ファンマーケティングについて聞かせてください。

川﨑:IPファンに向けたサービス提供のためのデータ分析を行っており、リアルな顧客接点ならではの定性データは、アミューズメント施設から吸い上げることができています。数値化できないようなファンの熱量や、マス展開までに時間がかかるようなニッチなIPデータなども、今まで以上にグループ全体のマーケティングに生かしていきたいです。 また、店舗のファンを作ることも、施設運営を行っている会社として重要です。店舗に対するお客さまからの評価を、スタッフの評価基準とするなど、接客サービスの質向上に向けて常に研さんしています。

サービス業における人手不足や人件費高騰については?

川﨑:働き方や雇用の在り方が大きく変わっており、それに対する施策は必要です。現場で働く従業員が生き生きと働けるよう、今後さらに環境を整えていかなければならないでしょう。当社では、社員がキャリアプランだけではなくライフプランも描けるような会社にするため、給与体系の見直しをはじめ、正社員のうち店舗従事者を対象に、自身で選択したエリアの店舗で働くことで、自身や家族のライフプランに合わせた働き方ができる「ホームグラウンド制度」や、元正社員の再雇用をしやすくする「アルムナイ制度」を導入するなど、さまざまな制度の仕組みを大きく変えました。今後も改革を続けていきます。

リアルの“場”を通じてファンや顧客のために価値を提供していくことが私たちの使命

海外展開の状況と今後の展望について聞かせてください

川﨑:8月に、ロンドンに「Bandai Namco Cross Store Camden, London」をオープンし、大変好評です。

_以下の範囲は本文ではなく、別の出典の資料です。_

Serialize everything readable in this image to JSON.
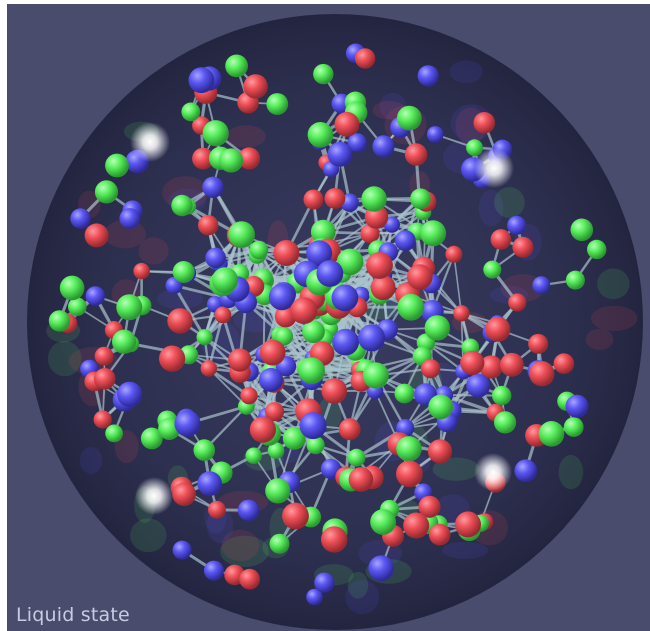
{
  "scene": {
    "state_label": "Liquid state",
    "colors": {
      "background": "#4a4c6e",
      "sphere": "#262842",
      "bond": "#a9c3cc",
      "atom_red": "#ee4f57",
      "atom_green": "#59ee5d",
      "atom_blue": "#5b57f2",
      "highlight": "#ffffff"
    }
  }
}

現地法人のBandai Namco Amusement Europe Ltd.と、国内の海外事業部門の連携による大きな成果だと感じています。今後、「バンダイナムコ Cross Store」は、国内海外ともに出店していきます。イギリスでは、他にもカプセルトイのオフィシャルショップが好調で、現地の経営陣とスタッフ一同が、とても高いモチベーションで取り組んでいます。 中国内地では、9月に「太鼓の達人」のオンライン筐体が稼働を開始し、好調に推移しています。今後も現地のパートナー企業と協力し、地域のニーズに合った機器の販売を積極的に行っていきます。また、インドもポテンシャルの高い国であるという感触を得ており、今後も力を入れていきたいと思っています。

今後の注目の施設、タイトルについて聞かせてください

川﨑:11月に、アミュプラザ長崎と立川髙島屋S.C.に新店舗をオープンしたほか、「バンダイナムコ Cross Store 京都」をオープンしました。また12月には、「VS PARK イオンモールKYOTO店」をオープンする予定です。 機器の注目タイトルでは、アーケードゲームの「湾岸ミッドナイトマキシマムチューン6R R PLUS」を、2024年2月に稼働する予定で進めています。

「パーパス」(企業の社会的意義)についてどのように感じますか?

川﨑:「Fun for All into the Future」は、バンダイナムコグループに大変ふさわしい言葉だと感じています。アミューズメントユニットでは、収益だけでなく、グループへの貢献を常に意識しています。リアルの“場”を通じてファンや顧客のために価値を提供していくことが私たちの使命あり、この「パーパス」から決してぶれてはいけないと思います。

仕事に対するポリシーは?

川﨑:若い頃から、愚痴や弱音を吐かないという意味で、自分のノートの1ページ目に「Never Say Never」と書いてきました。また、経営者としては「公正」というスタンスを大事にしています。加えて、バンダイナムコエンターテインメント元社長の宮河恭夫さんから教えてもらた、サンテグジュペリの「船を造りたいのなら、男どもを森に集めたり、仕事を割り振って命令したりする必要はない。代わりに、彼らに広大で無限な海の存在を説けばいい」という格言は、経営者のあるべき指標として大事にしています。あまり細かいことを現場に言うより、みんなにはその先どういう世界が待っているかを伝えたいと思っています。

株主や投資家の皆さまへ

川﨑:アミューズメントユニットは、ファンや地域社会、従業員、グループがつながるリアルな“場”となり、「体験を通じて感動を共有する」リアルエンターテインメントの価値を世の中へ届け続けます。今後も、アミューズメントユニットの展開にご期待ください。

※このインタビューは、2023年12月発行のニュースレター「バンダイナムコニュース」の一部を再編集したものです。(2023年11月末現在の情報を記載しています。)